Lors d’un entretien commun avec le chancelier allemand Gerhard Schröder, le président Jacques Chirac a estimé mercredi soir qu’un délai supplémentaire de plusieurs mois était nécessaire aux inspecteurs de l’Onu en Irak pour mener à bien le désarmement de l’Irak. Interrogé sur la durée de ce « délai supplémentaire », le chef de l’Etat a répondu que Mohamed ElBaradei, directeur de l’AIEA qui s’est rendu récemment à Bagdad, avait « demandé plusieurs mois ».

Jacques Chirac a souligné que la France et l’Allemagne avaient une communauté de vues sur le dossier irakien.

A en croire des diplomates en poste à l’Onu, l’Allemagne devrait demander aux inspecteurs en armement de l’Onu de remettre à la mi-février un nouveau rapport sur la coopération de Bagdad, alors même que Berlin assumera la présidence tournante du Conseil de sécurité. L’Allemagne devrait également inviter les inspecteurs à Berlin pour des discussions, probablement les 4 et 5 février, ajoutent ces diplomates.

Le nouveau rapport préconisé, qui fera suite à celui que les inspecteurs doivent remettre le 27 janvier, aurait le soutien de la France, continuent-ils. Il pourrait retarder les efforts engagés par les Américains pour s’assurer de soutiens à une offensive contre l’Irak.

Aux Etats-Unis, certaines personnalités du Parti démocrate, comme Tom Daschle (chef de la minorité démocrate au Sénat), Joseph Biden ou Dianne Feinstein, ont précisément appelé George W. Bush à tempérer sa rhétorique de guerre et à ne pas s’engager dans un conflit sans avoir recueilli davantage de soutiens de la part des alliés des Etats-Unis.

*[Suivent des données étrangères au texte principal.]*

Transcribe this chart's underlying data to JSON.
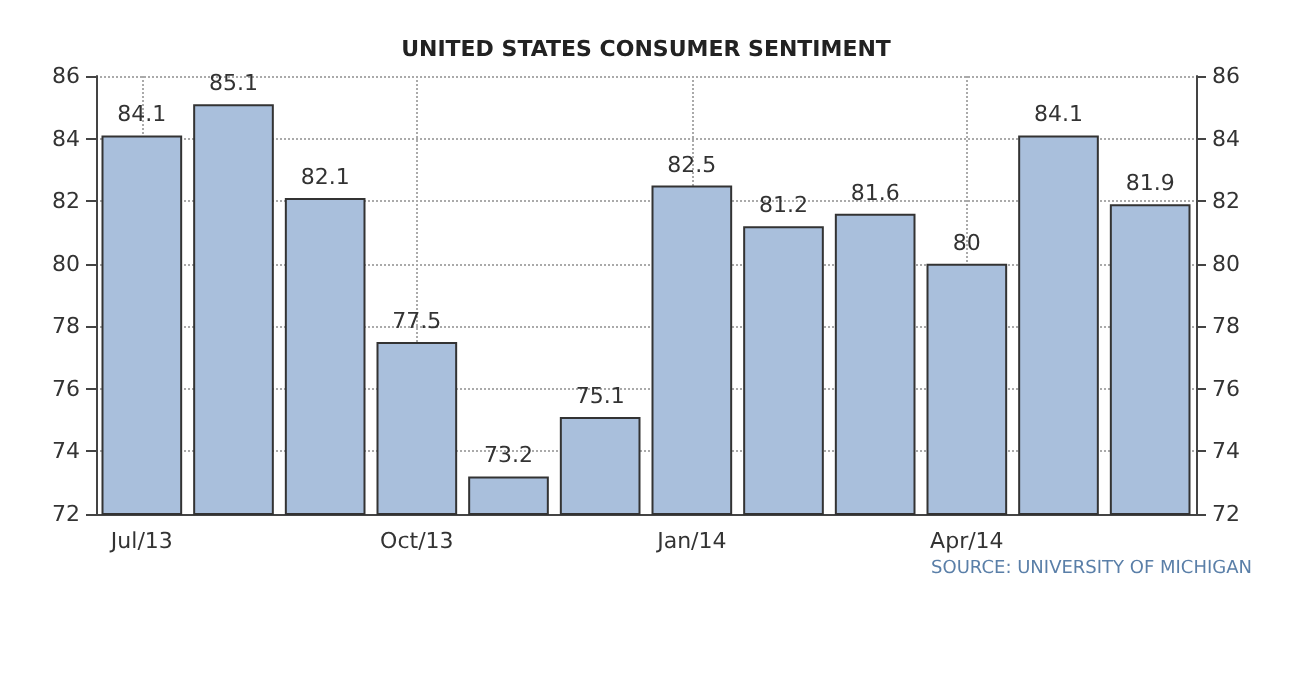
{
  "chart_data": {
    "type": "bar",
    "title": "UNITED STATES CONSUMER SENTIMENT",
    "categories": [
      "Jul/13",
      null,
      null,
      "Oct/13",
      null,
      null,
      "Jan/14",
      null,
      null,
      "Apr/14",
      null,
      null
    ],
    "values": [
      84.1,
      85.1,
      82.1,
      77.5,
      73.2,
      75.1,
      82.5,
      81.2,
      81.6,
      80,
      84.1,
      81.9
    ],
    "color": "#a9bfdc",
    "data_labels": true,
    "grid": true,
    "ylim": [
      72,
      86
    ],
    "yticks": [
      72,
      74,
      76,
      78,
      80,
      82,
      84,
      86
    ],
    "y2lim": [
      72,
      86
    ],
    "y2ticks": [
      72,
      74,
      76,
      78,
      80,
      82,
      84,
      86
    ],
    "annotations": [
      "SOURCE: UNIVERSITY OF MICHIGAN"
    ]
  }
}
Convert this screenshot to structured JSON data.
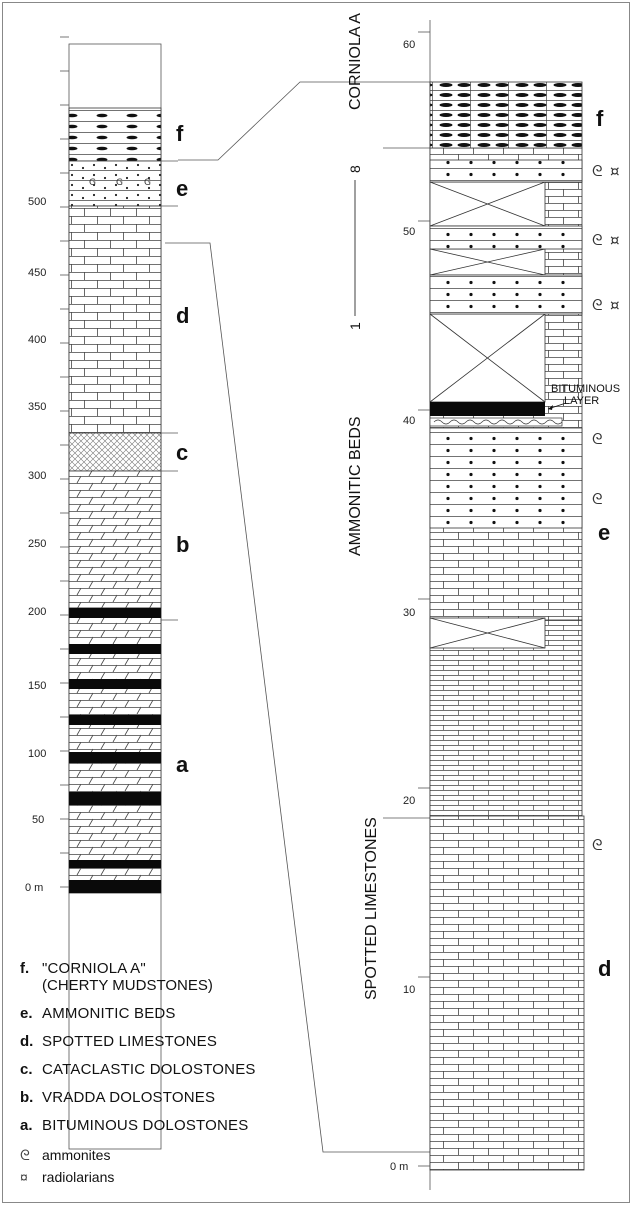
{
  "left_column": {
    "scale_ticks": [
      "0 m",
      "50",
      "100",
      "150",
      "200",
      "250",
      "300",
      "350",
      "400",
      "450",
      "500"
    ],
    "unit_letters": [
      "a",
      "b",
      "c",
      "d",
      "e",
      "f"
    ]
  },
  "right_column": {
    "scale_ticks": [
      "0 m",
      "10",
      "20",
      "30",
      "40",
      "50",
      "60"
    ],
    "unit_letters": [
      "d",
      "e",
      "f"
    ],
    "bed_markers": [
      "1",
      "8"
    ],
    "section_labels": {
      "spotted": "SPOTTED  LIMESTONES",
      "ammonitic": "AMMONITIC  BEDS",
      "corniola": "CORNIOLA  A"
    },
    "annotation": [
      "BITUMINOUS",
      "LAYER"
    ]
  },
  "legend": {
    "items": [
      {
        "code": "f.",
        "text": "\"CORNIOLA  A\"",
        "sub": "(CHERTY MUDSTONES)"
      },
      {
        "code": "e.",
        "text": "AMMONITIC BEDS"
      },
      {
        "code": "d.",
        "text": "SPOTTED LIMESTONES"
      },
      {
        "code": "c.",
        "text": "CATACLASTIC DOLOSTONES"
      },
      {
        "code": "b.",
        "text": "VRADDA DOLOSTONES"
      },
      {
        "code": "a.",
        "text": "BITUMINOUS DOLOSTONES"
      }
    ],
    "symbols": [
      {
        "icon": "ammonite-icon",
        "text": "ammonites"
      },
      {
        "icon": "radiolarian-icon",
        "text": "radiolarians"
      }
    ]
  }
}
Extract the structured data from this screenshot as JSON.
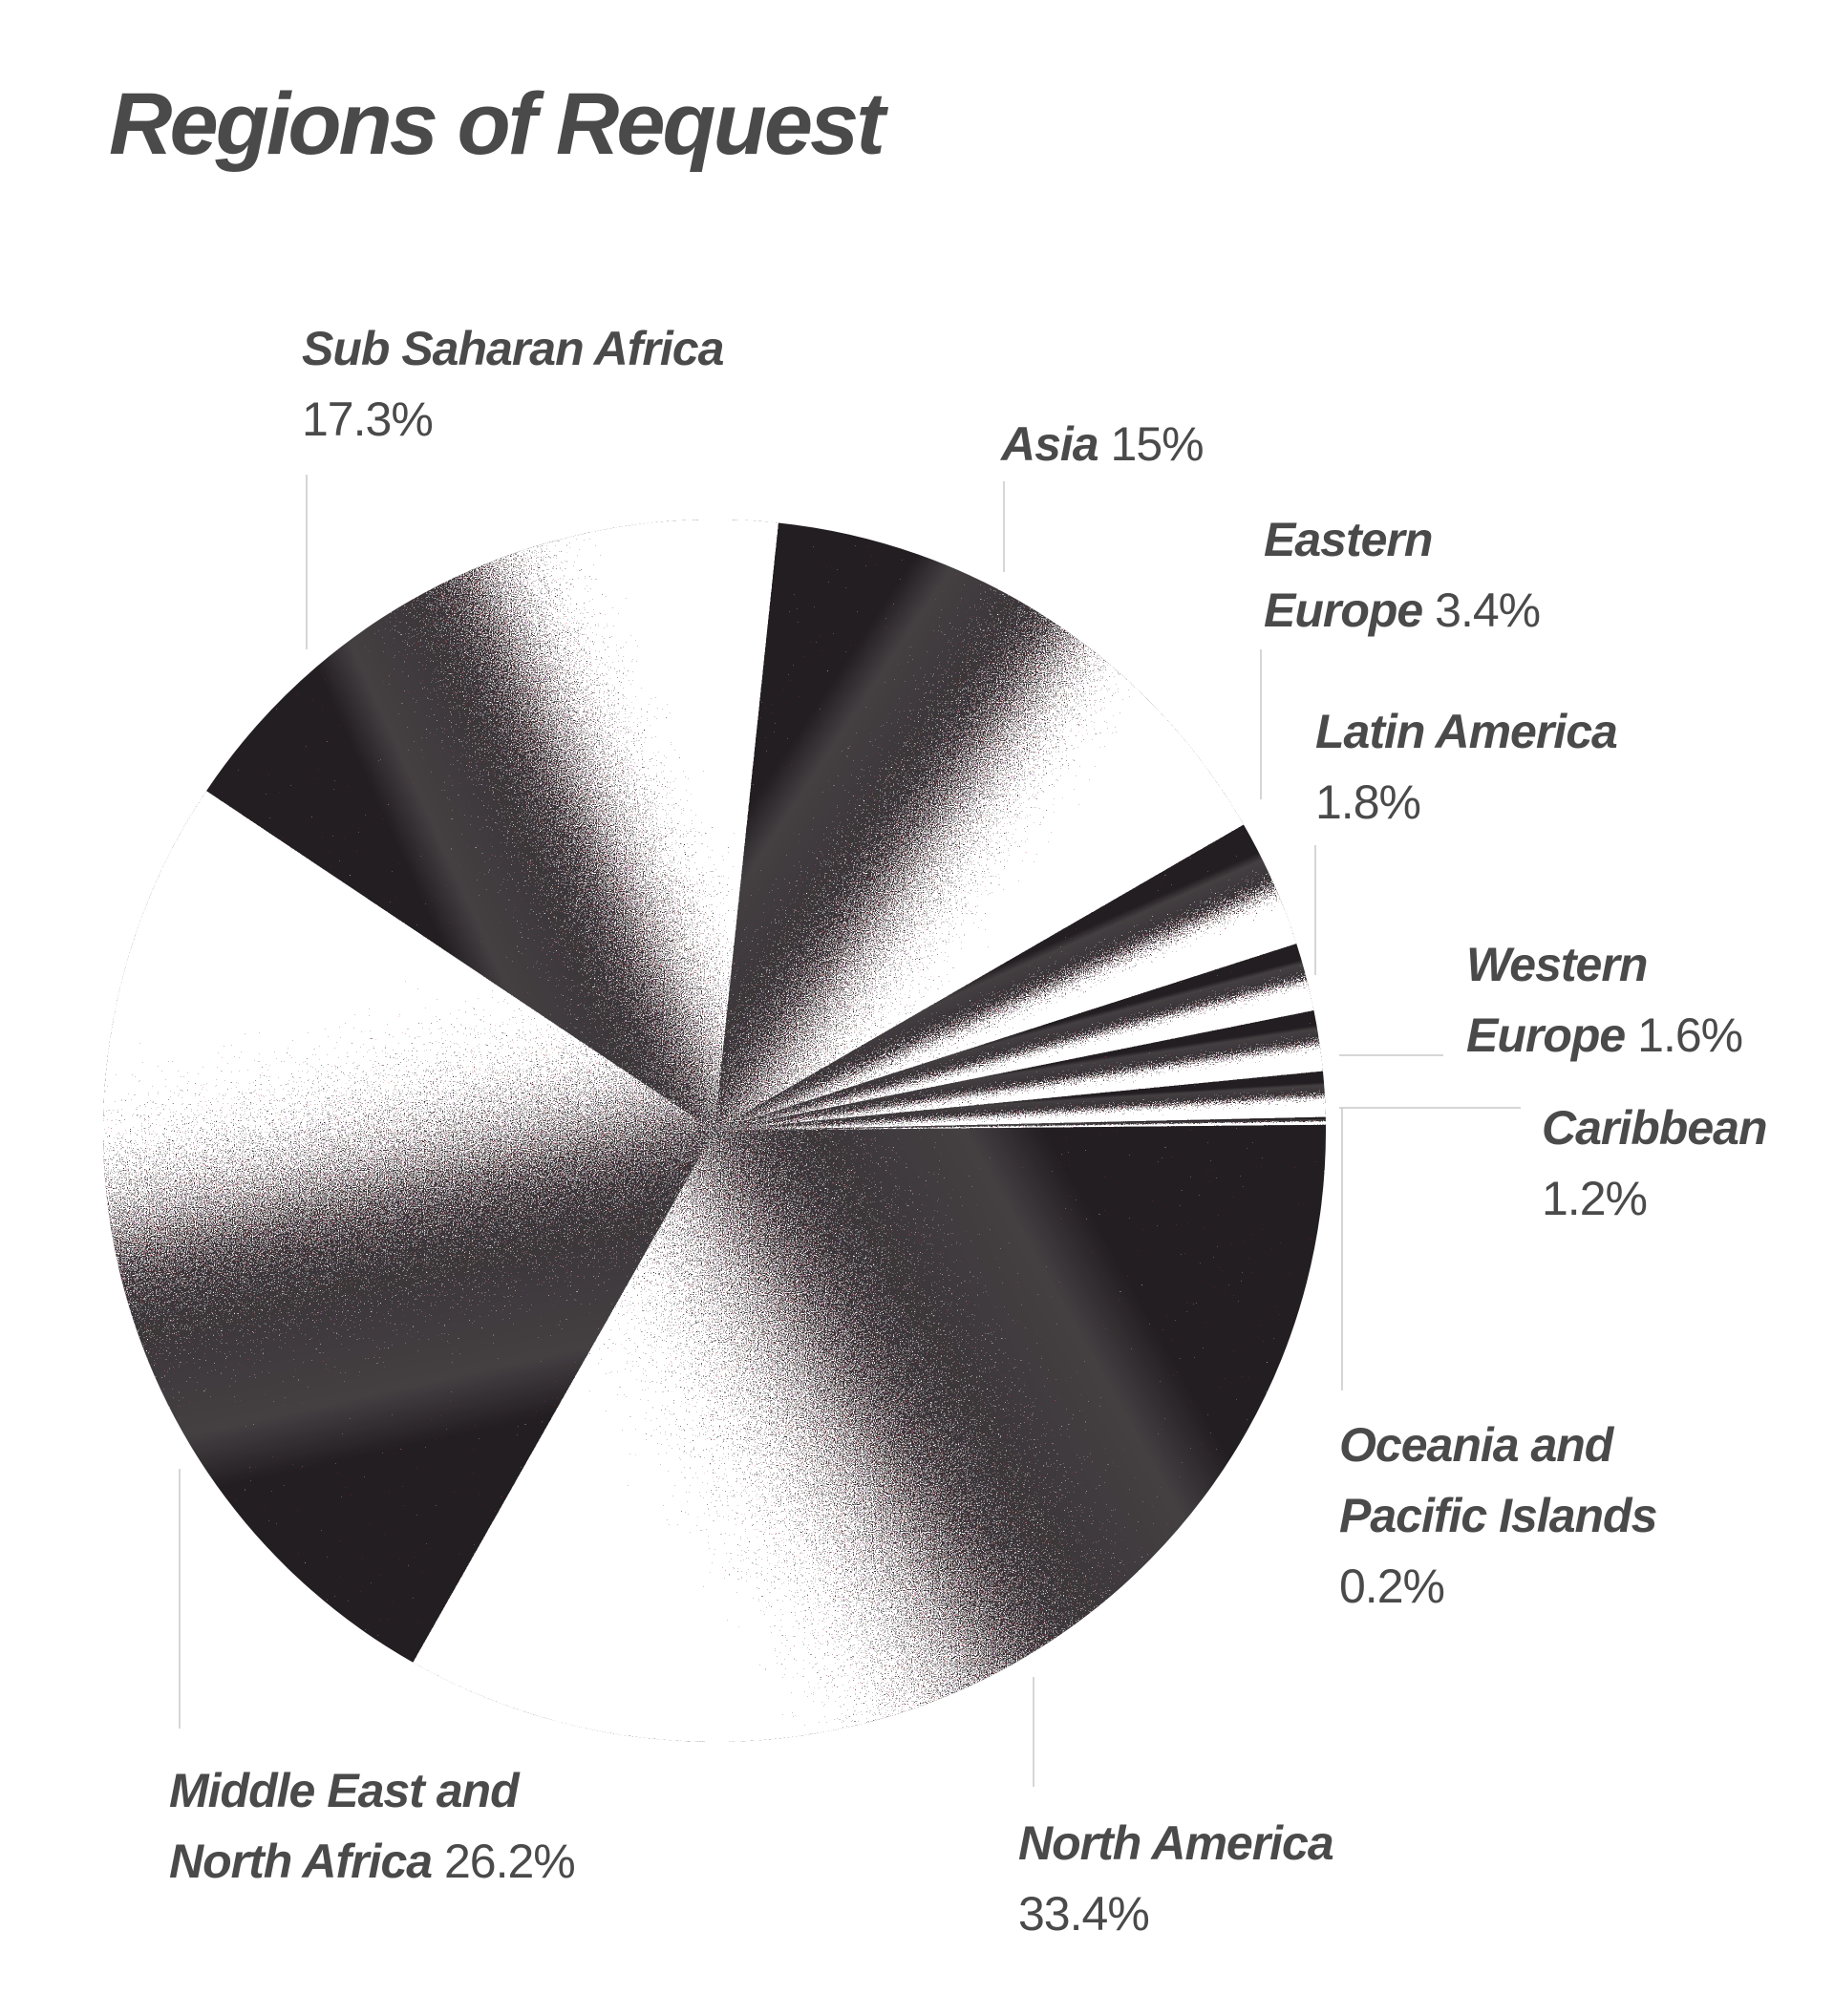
{
  "chart_data": {
    "type": "pie",
    "title": "Regions of Request",
    "categories": [
      "Asia",
      "Eastern Europe",
      "Latin America",
      "Western Europe",
      "Caribbean",
      "Oceania and Pacific Islands",
      "North America",
      "Middle East and North Africa",
      "Sub Saharan Africa"
    ],
    "values": [
      15,
      3.4,
      1.8,
      1.6,
      1.2,
      0.2,
      33.4,
      26.2,
      17.3
    ],
    "value_labels": [
      "15%",
      "3.4%",
      "1.8%",
      "1.6%",
      "1.2%",
      "0.2%",
      "33.4%",
      "26.2%",
      "17.3%"
    ],
    "color": "#231f20"
  }
}
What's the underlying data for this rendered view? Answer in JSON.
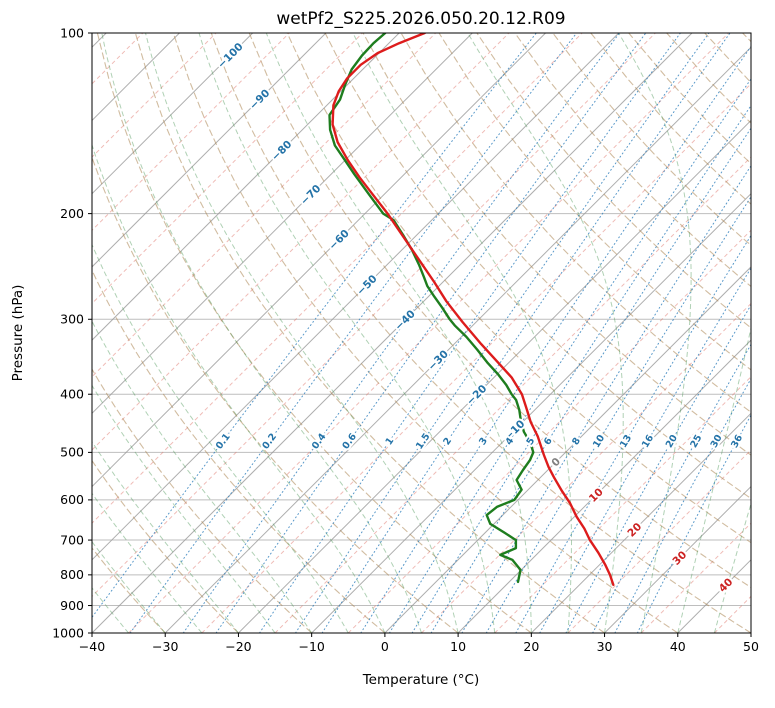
{
  "title": "wetPf2_S225.2026.050.20.12.R09",
  "axes": {
    "xlabel": "Temperature (°C)",
    "ylabel": "Pressure (hPa)",
    "x_min": -40,
    "x_max": 50,
    "p_top": 100,
    "p_bottom": 1000,
    "skew_deg": 45,
    "x_ticks": [
      {
        "v": -40,
        "label": "−40"
      },
      {
        "v": -30,
        "label": "−30"
      },
      {
        "v": -20,
        "label": "−20"
      },
      {
        "v": -10,
        "label": "−10"
      },
      {
        "v": 0,
        "label": "0"
      },
      {
        "v": 10,
        "label": "10"
      },
      {
        "v": 20,
        "label": "20"
      },
      {
        "v": 30,
        "label": "30"
      },
      {
        "v": 40,
        "label": "40"
      },
      {
        "v": 50,
        "label": "50"
      }
    ],
    "y_ticks": [
      {
        "v": 100,
        "label": "100"
      },
      {
        "v": 200,
        "label": "200"
      },
      {
        "v": 300,
        "label": "300"
      },
      {
        "v": 400,
        "label": "400"
      },
      {
        "v": 500,
        "label": "500"
      },
      {
        "v": 600,
        "label": "600"
      },
      {
        "v": 700,
        "label": "700"
      },
      {
        "v": 800,
        "label": "800"
      },
      {
        "v": 900,
        "label": "900"
      },
      {
        "v": 1000,
        "label": "1000"
      }
    ]
  },
  "style": {
    "grid_color": "#b3b3b3",
    "isotherm_color": "#9a9a9a",
    "isotherm_minor_color": "#e07a70",
    "dry_adiabat_color": "#ab8552",
    "moist_adiabat_color": "#4f9a5a",
    "mixing_color": "#2e7ebc",
    "temperature_color": "#dd1c1c",
    "dewpoint_color": "#1e7d1e",
    "label_cold": "#2473a8",
    "label_warm": "#cc2222",
    "label_zero": "#808080",
    "label_mixing": "#2473a8",
    "axis_color": "#000000"
  },
  "chart_data": {
    "type": "line",
    "subtype": "skewt-log-p",
    "grid": true,
    "isotherms": {
      "start": -150,
      "end": 50,
      "step": 10
    },
    "isotherms_minor": {
      "start": -155,
      "end": 45,
      "step": 10
    },
    "dry_adiabats_c": [
      -40,
      -30,
      -20,
      -10,
      0,
      10,
      20,
      30,
      40,
      50,
      60,
      70,
      80,
      90,
      100,
      110,
      120,
      130,
      140,
      150,
      160,
      170,
      180,
      190
    ],
    "moist_adiabats_start_c": [
      -40,
      -35,
      -30,
      -25,
      -20,
      -15,
      -10,
      -5,
      0,
      5,
      10,
      15,
      20,
      25,
      30,
      35,
      40,
      45
    ],
    "mixing_ratio_g_kg": [
      0.1,
      0.2,
      0.4,
      0.6,
      1,
      1.5,
      2,
      3,
      4,
      5,
      6,
      8,
      10,
      13,
      16,
      20,
      25,
      30,
      36
    ],
    "mixing_ratio_labels": [
      "0.1",
      "0.2",
      "0.4",
      "0.6",
      "1",
      "1.5",
      "2",
      "3",
      "4",
      "5",
      "6",
      "8",
      "10",
      "13",
      "16",
      "20",
      "25",
      "30",
      "36"
    ],
    "mixing_label_p": 479,
    "isotherm_labels": [
      {
        "t": -100,
        "label": "−100",
        "p": 109,
        "color_key": "cold"
      },
      {
        "t": -90,
        "label": "−90",
        "p": 129,
        "color_key": "cold"
      },
      {
        "t": -80,
        "label": "−80",
        "p": 157,
        "color_key": "cold"
      },
      {
        "t": -70,
        "label": "−70",
        "p": 186,
        "color_key": "cold"
      },
      {
        "t": -60,
        "label": "−60",
        "p": 221,
        "color_key": "cold"
      },
      {
        "t": -50,
        "label": "−50",
        "p": 263,
        "color_key": "cold"
      },
      {
        "t": -40,
        "label": "−40",
        "p": 301,
        "color_key": "cold"
      },
      {
        "t": -30,
        "label": "−30",
        "p": 351,
        "color_key": "cold"
      },
      {
        "t": -20,
        "label": "−20",
        "p": 401,
        "color_key": "cold"
      },
      {
        "t": -10,
        "label": "−10",
        "p": 459,
        "color_key": "cold"
      },
      {
        "t": 0,
        "label": "0",
        "p": 519,
        "color_key": "zero"
      },
      {
        "t": 10,
        "label": "10",
        "p": 589,
        "color_key": "warm"
      },
      {
        "t": 20,
        "label": "20",
        "p": 673,
        "color_key": "warm"
      },
      {
        "t": 30,
        "label": "30",
        "p": 750,
        "color_key": "warm"
      },
      {
        "t": 40,
        "label": "40",
        "p": 832,
        "color_key": "warm"
      }
    ],
    "series": [
      {
        "name": "temperature",
        "color": "#dd1c1c"
      },
      {
        "name": "dewpoint",
        "color": "#1e7d1e"
      }
    ],
    "temperature_profile_p_t": [
      [
        831,
        24.6
      ],
      [
        800,
        22.8
      ],
      [
        770,
        20.8
      ],
      [
        735,
        18.2
      ],
      [
        700,
        15.3
      ],
      [
        670,
        13.0
      ],
      [
        640,
        10.3
      ],
      [
        607,
        7.5
      ],
      [
        580,
        4.8
      ],
      [
        550,
        1.8
      ],
      [
        529,
        -0.3
      ],
      [
        505,
        -2.6
      ],
      [
        470,
        -6.0
      ],
      [
        445,
        -8.9
      ],
      [
        420,
        -11.6
      ],
      [
        400,
        -13.9
      ],
      [
        375,
        -17.6
      ],
      [
        353,
        -21.7
      ],
      [
        330,
        -26.3
      ],
      [
        303,
        -31.9
      ],
      [
        280,
        -36.9
      ],
      [
        260,
        -41.2
      ],
      [
        240,
        -46.0
      ],
      [
        223,
        -50.4
      ],
      [
        210,
        -54.0
      ],
      [
        200,
        -56.9
      ],
      [
        186,
        -61.5
      ],
      [
        174,
        -65.7
      ],
      [
        163,
        -69.6
      ],
      [
        152,
        -73.5
      ],
      [
        142,
        -76.6
      ],
      [
        132,
        -79.1
      ],
      [
        125,
        -80.3
      ],
      [
        119,
        -80.9
      ],
      [
        113,
        -80.9
      ],
      [
        108,
        -80.2
      ],
      [
        104,
        -78.6
      ],
      [
        100,
        -76.5
      ]
    ],
    "dewpoint_profile_p_t": [
      [
        822,
        11.2
      ],
      [
        785,
        9.9
      ],
      [
        755,
        7.4
      ],
      [
        741,
        5.1
      ],
      [
        722,
        6.3
      ],
      [
        700,
        5.2
      ],
      [
        681,
        2.7
      ],
      [
        658,
        -0.5
      ],
      [
        636,
        -2.2
      ],
      [
        616,
        -1.9
      ],
      [
        600,
        -0.5
      ],
      [
        577,
        -0.9
      ],
      [
        556,
        -2.9
      ],
      [
        535,
        -3.4
      ],
      [
        515,
        -3.8
      ],
      [
        500,
        -4.4
      ],
      [
        482,
        -6.1
      ],
      [
        462,
        -8.5
      ],
      [
        442,
        -10.5
      ],
      [
        425,
        -12.1
      ],
      [
        409,
        -13.9
      ],
      [
        400,
        -15.3
      ],
      [
        386,
        -17.3
      ],
      [
        371,
        -19.8
      ],
      [
        355,
        -22.8
      ],
      [
        337,
        -26.1
      ],
      [
        321,
        -29.3
      ],
      [
        307,
        -32.5
      ],
      [
        300,
        -34.0
      ],
      [
        287,
        -36.6
      ],
      [
        275,
        -39.2
      ],
      [
        264,
        -41.6
      ],
      [
        255,
        -43.3
      ],
      [
        244,
        -45.5
      ],
      [
        230,
        -48.6
      ],
      [
        217,
        -51.9
      ],
      [
        205,
        -55.2
      ],
      [
        200,
        -57.5
      ],
      [
        186,
        -62.0
      ],
      [
        172,
        -66.8
      ],
      [
        163,
        -70.0
      ],
      [
        154,
        -73.4
      ],
      [
        145,
        -76.2
      ],
      [
        137,
        -78.3
      ],
      [
        129,
        -79.0
      ],
      [
        122,
        -80.3
      ],
      [
        115,
        -81.5
      ],
      [
        109,
        -82.0
      ],
      [
        104,
        -82.1
      ],
      [
        100,
        -81.9
      ]
    ]
  }
}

A Istanbul, tentant d’éviter une guerre qui pourrait déstabiliser toute la région, les ministres des Affaires étrangères de six pays du Proche et du Moyen-Orient se retrouvent ce jeudi. La réunion des représentants de la diplomatie de la Turquie, de l’Iran, de l’Arabie saoudite, de la Jordanie, de la Syrie et de l’Egypte doit s’ouvrir en fin d’après-midi. On estime dans les milieux diplomatiques que les ministres appelleront à une solution pacifique de la crise et demanderont à l’Irak de se conformer aux exigences de l’Onu sur la question des armes de destruction massive.